WE BD36 is shutting off when load is applied-Help!
I have a 48volt lithium batt into a crystalite 48volt 30amp controller into a WE bd 36 26" wheel and when i put any load on it the controller cuts out and needs to wait 15minutes before it will work again but it does the same thing. I had a 36volt controller on there and it was working fine for almost a year and is only recently that it started acting up. When I replaced with the 48volt crystalite I thought I had solved the problem but the exact same thing happened which makes me think it is something in the wheel or Amps or I dont know but it is soul crushing to not be on my bike. The other thing that happened is that i replaced the brushes and brush holder and maybe the timing is off? Would the effect of off timing be a shut down when load is applied?How do I know where the right timing is?
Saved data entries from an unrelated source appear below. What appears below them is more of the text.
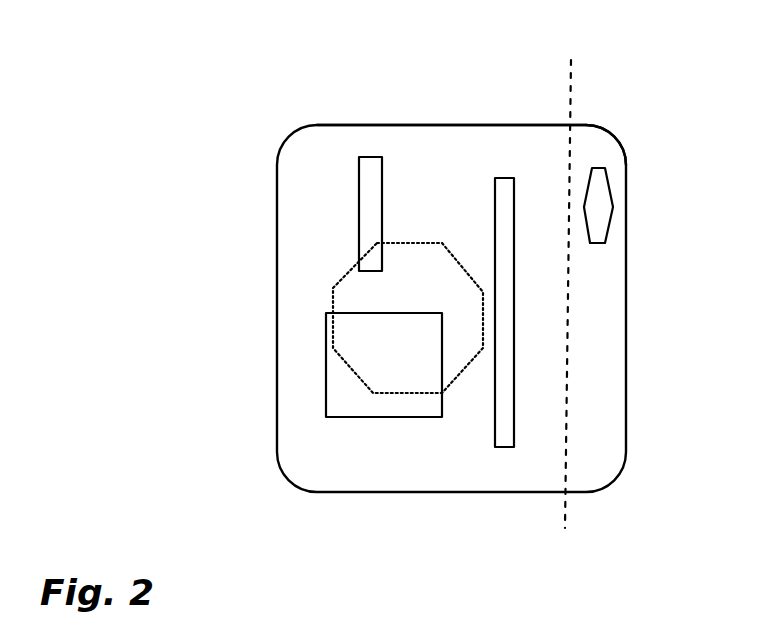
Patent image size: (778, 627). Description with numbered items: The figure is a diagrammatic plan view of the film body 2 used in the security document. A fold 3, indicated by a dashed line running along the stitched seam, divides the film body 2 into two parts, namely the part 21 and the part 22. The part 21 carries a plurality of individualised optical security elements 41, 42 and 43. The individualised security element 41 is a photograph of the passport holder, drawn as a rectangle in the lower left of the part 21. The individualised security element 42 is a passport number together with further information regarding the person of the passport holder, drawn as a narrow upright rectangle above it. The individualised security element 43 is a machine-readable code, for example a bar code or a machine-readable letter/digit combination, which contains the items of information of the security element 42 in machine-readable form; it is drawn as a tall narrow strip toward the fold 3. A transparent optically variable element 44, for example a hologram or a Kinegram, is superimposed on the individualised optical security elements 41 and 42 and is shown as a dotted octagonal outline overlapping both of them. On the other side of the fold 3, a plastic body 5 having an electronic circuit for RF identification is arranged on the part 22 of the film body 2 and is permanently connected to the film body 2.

The film body 2 is at (451, 257).
The part of the film body 21 is at (368, 124).
The part of the film body 22 is at (602, 150).
The fold 3 is at (562, 310).
The individualised optical security element 41 is at (326, 392).
The individualised optical security element 42 is at (372, 197).
The individualised optical security element 43 is at (496, 448).
The transparent optically variable element 44 is at (347, 297).
The plastic body 5 is at (602, 196).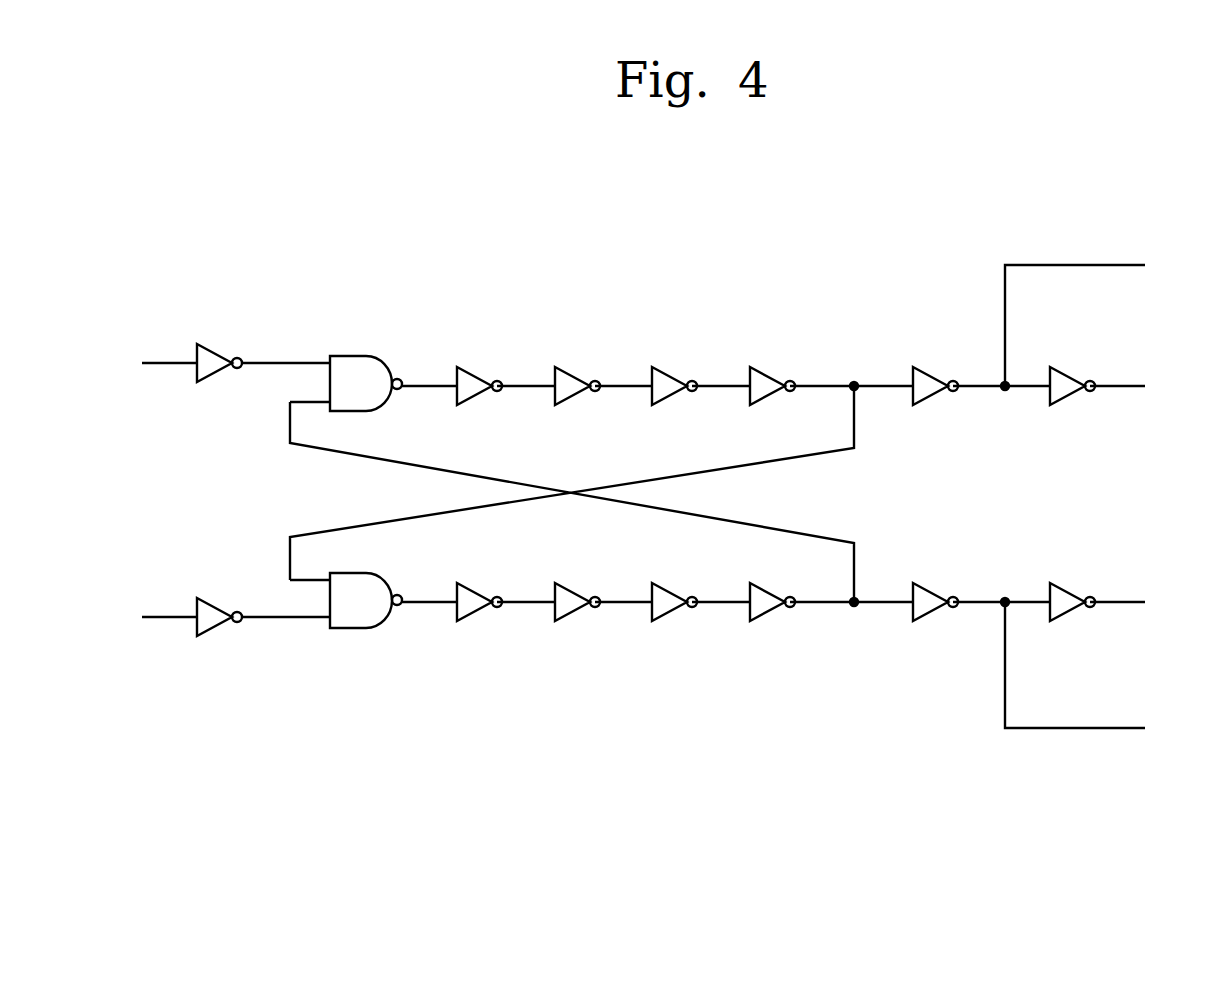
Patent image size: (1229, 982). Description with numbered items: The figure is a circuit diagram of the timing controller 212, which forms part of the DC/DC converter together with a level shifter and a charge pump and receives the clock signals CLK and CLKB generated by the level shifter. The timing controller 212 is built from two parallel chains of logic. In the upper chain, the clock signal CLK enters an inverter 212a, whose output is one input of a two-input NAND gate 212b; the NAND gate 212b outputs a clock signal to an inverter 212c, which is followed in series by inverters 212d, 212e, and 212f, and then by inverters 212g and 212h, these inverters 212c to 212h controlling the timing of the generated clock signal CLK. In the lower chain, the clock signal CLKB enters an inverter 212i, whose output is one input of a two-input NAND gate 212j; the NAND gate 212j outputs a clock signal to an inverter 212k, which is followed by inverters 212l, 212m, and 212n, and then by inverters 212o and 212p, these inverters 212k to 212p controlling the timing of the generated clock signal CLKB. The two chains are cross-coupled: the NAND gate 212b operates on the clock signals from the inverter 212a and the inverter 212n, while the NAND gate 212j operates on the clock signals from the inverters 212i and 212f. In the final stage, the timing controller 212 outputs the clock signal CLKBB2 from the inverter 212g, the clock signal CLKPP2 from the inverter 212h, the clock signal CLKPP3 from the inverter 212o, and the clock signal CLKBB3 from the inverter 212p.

The timing controller 212 is at (1033, 192).
The inverter 212a is at (243, 327).
The two-input NAND gate 212b is at (350, 356).
The inverter 212c is at (500, 347).
The inverter 212d is at (598, 347).
The inverter 212e is at (695, 347).
The inverter 212f is at (793, 349).
The inverter 212g is at (956, 349).
The inverter 212h is at (1093, 349).
The inverter 212i is at (214, 636).
The two-input NAND gate 212j is at (353, 628).
The inverter 212k is at (475, 611).
The inverter 212l is at (573, 611).
The inverter 212m is at (670, 611).
The inverter 212n is at (768, 611).
The inverter 212o is at (931, 611).
The inverter 212p is at (1068, 611).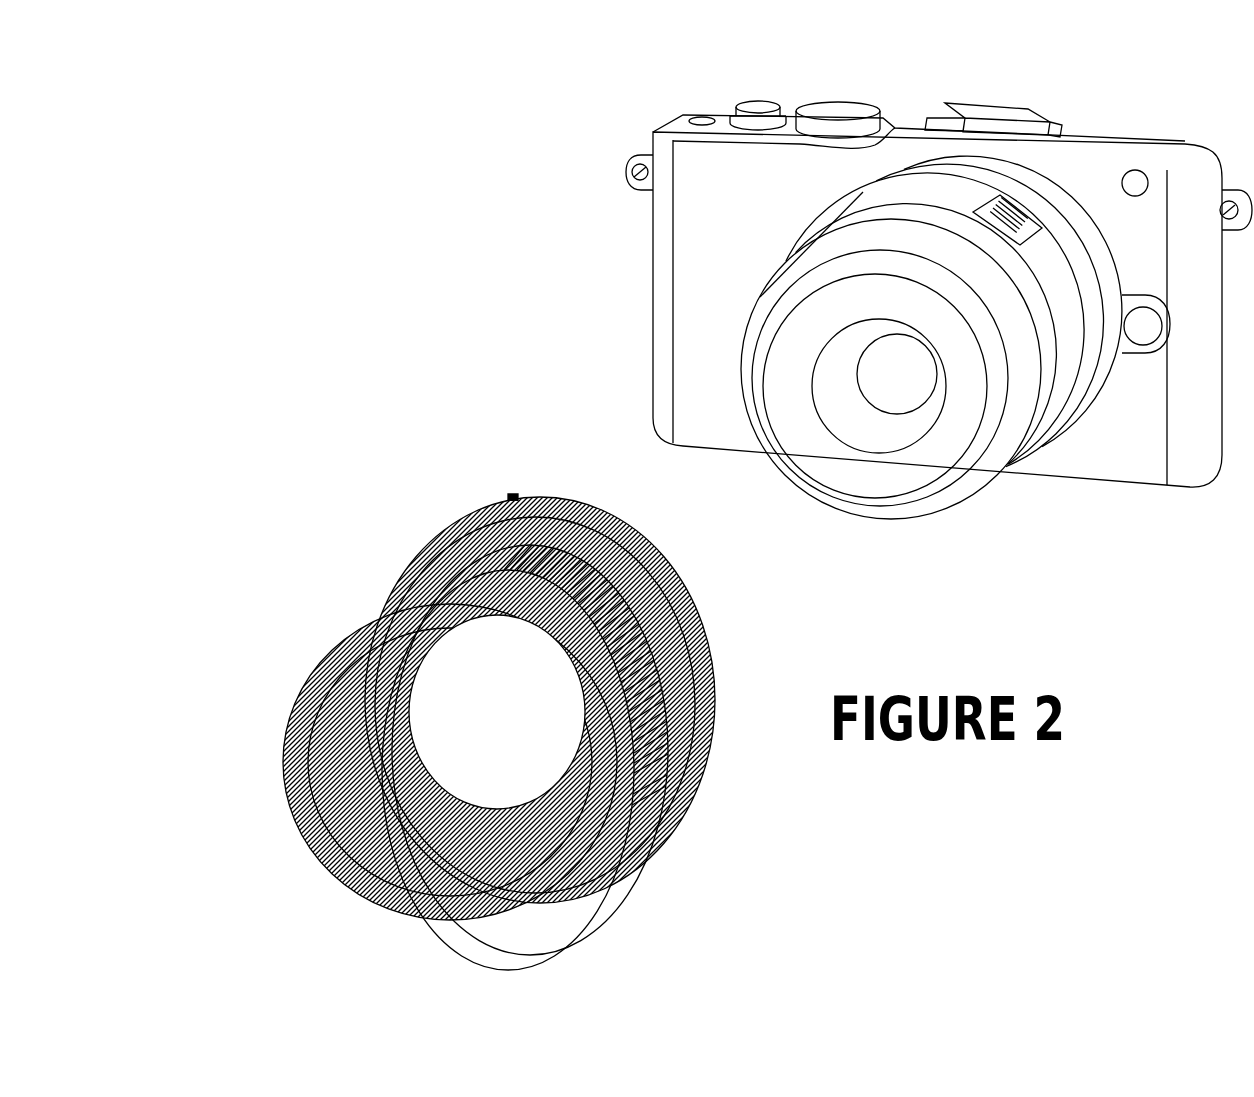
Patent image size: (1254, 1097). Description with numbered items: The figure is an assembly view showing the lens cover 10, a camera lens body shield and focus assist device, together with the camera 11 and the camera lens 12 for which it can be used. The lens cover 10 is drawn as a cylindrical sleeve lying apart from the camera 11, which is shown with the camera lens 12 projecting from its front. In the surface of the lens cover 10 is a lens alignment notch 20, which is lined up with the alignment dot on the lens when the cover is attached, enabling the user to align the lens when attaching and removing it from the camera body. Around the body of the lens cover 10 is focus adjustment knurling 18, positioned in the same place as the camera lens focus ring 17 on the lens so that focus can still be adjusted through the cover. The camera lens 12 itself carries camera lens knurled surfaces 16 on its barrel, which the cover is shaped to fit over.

Please Obi Wan your my only hope....
Are you sure it's the "controller" that's shutting down?
I've seen a behavior with lithium batteries where the BMS board shuts down the battery when the current draw goes too high. The BMS is there to protect the battery pack, and one thing the BMS protects for is too high a current draw.
What is the specified amp capacity of your battery pack?
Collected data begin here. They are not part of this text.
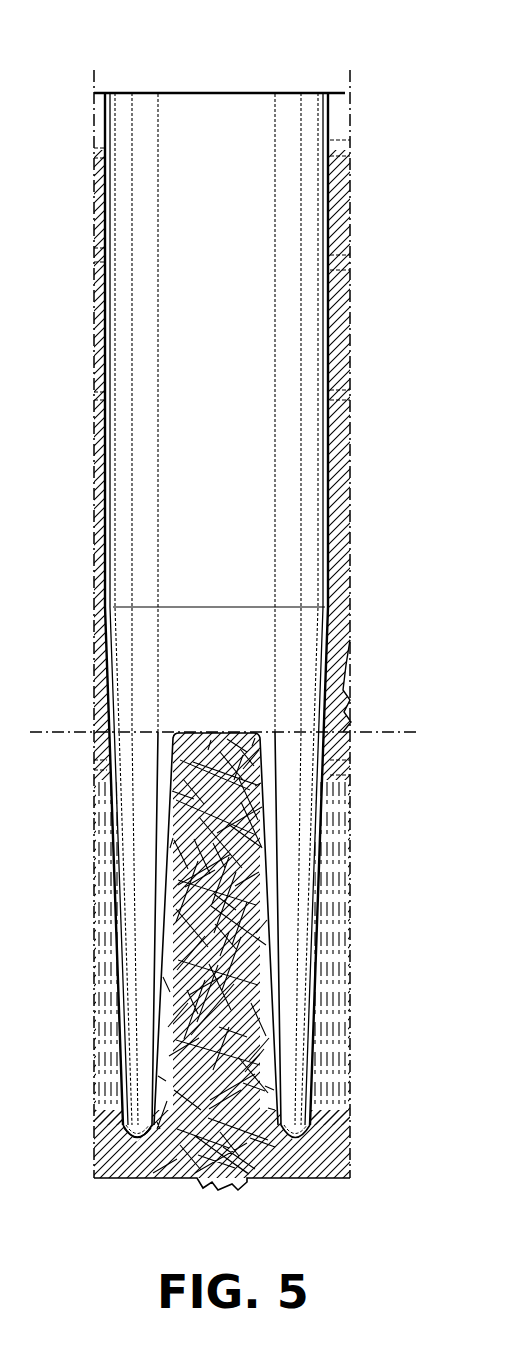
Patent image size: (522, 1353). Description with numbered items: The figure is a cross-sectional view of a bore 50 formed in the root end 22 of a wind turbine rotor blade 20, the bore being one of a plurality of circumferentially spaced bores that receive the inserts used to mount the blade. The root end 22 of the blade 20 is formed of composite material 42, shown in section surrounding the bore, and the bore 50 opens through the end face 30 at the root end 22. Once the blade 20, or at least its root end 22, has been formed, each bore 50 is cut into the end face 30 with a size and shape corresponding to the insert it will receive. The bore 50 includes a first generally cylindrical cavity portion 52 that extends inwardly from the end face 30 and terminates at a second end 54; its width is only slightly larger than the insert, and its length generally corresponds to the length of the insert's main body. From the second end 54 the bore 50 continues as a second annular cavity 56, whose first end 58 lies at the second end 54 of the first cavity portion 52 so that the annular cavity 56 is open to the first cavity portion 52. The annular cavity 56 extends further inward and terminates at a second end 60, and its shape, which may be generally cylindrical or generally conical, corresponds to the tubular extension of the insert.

The rotor blade 20 is at (336, 1163).
The root end 22 is at (96, 138).
The end face 30 is at (343, 93).
The composite material 42 is at (335, 1035).
The bore 50 is at (254, 329).
The first generally cylindrical cavity portion 52 is at (243, 453).
The second end 54 is at (153, 732).
The second annular cavity 56 is at (290, 880).
The first end 58 is at (287, 733).
The second end 60 is at (137, 1143).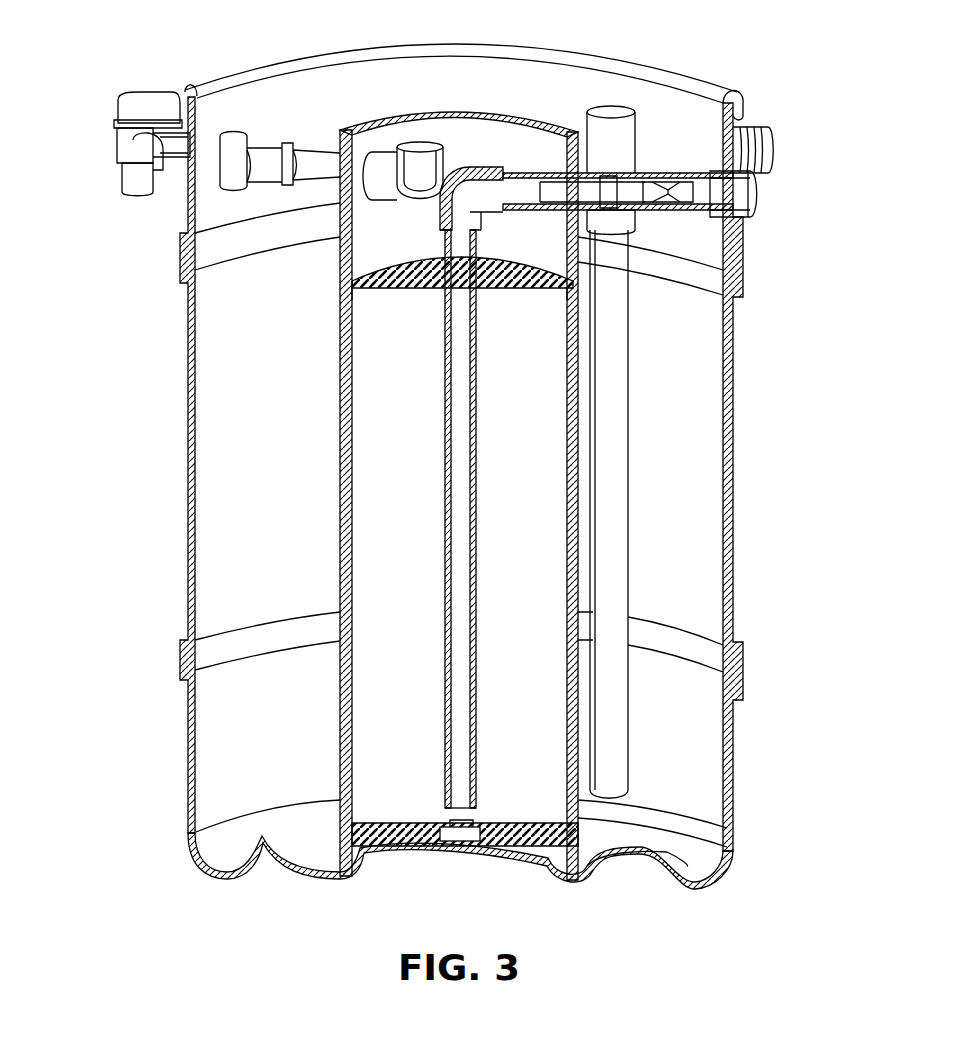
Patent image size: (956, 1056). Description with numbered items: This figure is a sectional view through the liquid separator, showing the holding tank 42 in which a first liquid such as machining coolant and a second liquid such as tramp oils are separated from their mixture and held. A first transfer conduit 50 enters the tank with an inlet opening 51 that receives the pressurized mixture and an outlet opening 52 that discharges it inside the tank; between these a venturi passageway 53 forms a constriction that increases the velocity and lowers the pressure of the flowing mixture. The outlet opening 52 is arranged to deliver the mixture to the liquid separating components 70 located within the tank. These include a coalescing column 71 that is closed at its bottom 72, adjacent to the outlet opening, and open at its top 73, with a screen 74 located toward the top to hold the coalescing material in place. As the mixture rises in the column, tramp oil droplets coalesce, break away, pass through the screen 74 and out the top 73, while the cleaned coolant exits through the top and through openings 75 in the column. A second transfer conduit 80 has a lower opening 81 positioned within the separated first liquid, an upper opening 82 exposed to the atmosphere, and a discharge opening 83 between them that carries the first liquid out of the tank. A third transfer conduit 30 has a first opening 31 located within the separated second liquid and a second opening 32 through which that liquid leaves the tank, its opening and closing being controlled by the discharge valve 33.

The third transfer conduit 30 is at (288, 132).
The first opening 31 is at (411, 143).
The second opening 32 is at (140, 197).
The discharge valve 33 is at (147, 105).
The holding tank 42 is at (733, 400).
The first transfer conduit 50 is at (637, 487).
The inlet opening 51 is at (757, 197).
The outlet opening 52 is at (477, 806).
The venturi passageway 53 is at (672, 207).
The liquid separating components 70 is at (402, 477).
The coalescing column 71 is at (342, 388).
The bottom 72 is at (390, 823).
The top 73 is at (494, 112).
The screen 74 is at (417, 257).
The openings 75 is at (340, 290).
The second transfer conduit 80 is at (711, 443).
The lower opening 81 is at (618, 807).
The upper opening 82 is at (611, 107).
The discharge opening 83 is at (773, 152).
how would I know? It came from japan and is duct taped together all crazy looking. what could I use to make that measurement?The other thing is that the bike has been running top notch for the past 8 months or so. This problem is recent.
The previous controller was how many amps? e.g. a 36v 30A controller will have a max of 1080 watts while a 48v 30A controller will have a max of 1440 watts. Hence at 48 volts the controller will draw more watts than the previous 36 volt controller.
One way to make measurements - what I do - is to use the 'WattsUp' meter you can get via BatterySpace.com and connect the battery pack through the WattsUp to a big variable resistor. I vary the resistor to get different discharge rates and see how the battery pack behaves separately from the rest of the system. By 'big' I mean one that can handle 300 watts or more, the one I have is maybe 8 inches in diameter, a very 30's look to it, and is made by Ohmite.
I suggest getting the WattsUp regardless but maybe getting a big variable resistor isn't within your means.
It occurs to me if you connect up a light to the battery along with its connection to the controller .. if the light remains lit it means the battery is not cutting out and instead it's something to do with the controller.
A question is:- is the controller getting hot? It's plausible there's a high temperature cutoff in the controller.
there is not time for it to get hot. I can only go a couple of blocks. Plus i did touch both the wheel and the controller and its not hot.here is the battery i bought one year ago- 48V 20AH LiFePO4.
I noticed today that while I had the wheel off the ground(on the kickstand) and gave it full throttle that there was a rhythm happening. it was not constant. the sound was 3/4 constant then a lull and it repeated itself with consistency. so every couple of seconds there was this dip in power.
Both controllers were 30amps.
frustrating! The 36volt and the 48volt controllers are both responding the exact same way, although remember the the bike was working fine and smoking fast for the last 9 months.
Do you know what the effect of having the timing off would be?
my guess would be something wrong with the battery. If it's an 18650 round cell type pack from ebay you most likely have some dead cells in there that are causing low voltage and low capacity. Those less expensive packs have a reputation for broken connections inside, or just weak cells in there that drag down the others till they die too.
Checking the voltage of each cell group can often show where the bad cells are. Checking the voltage of the whole pack while the wheel is spinning can show if voltage drop under load is severe.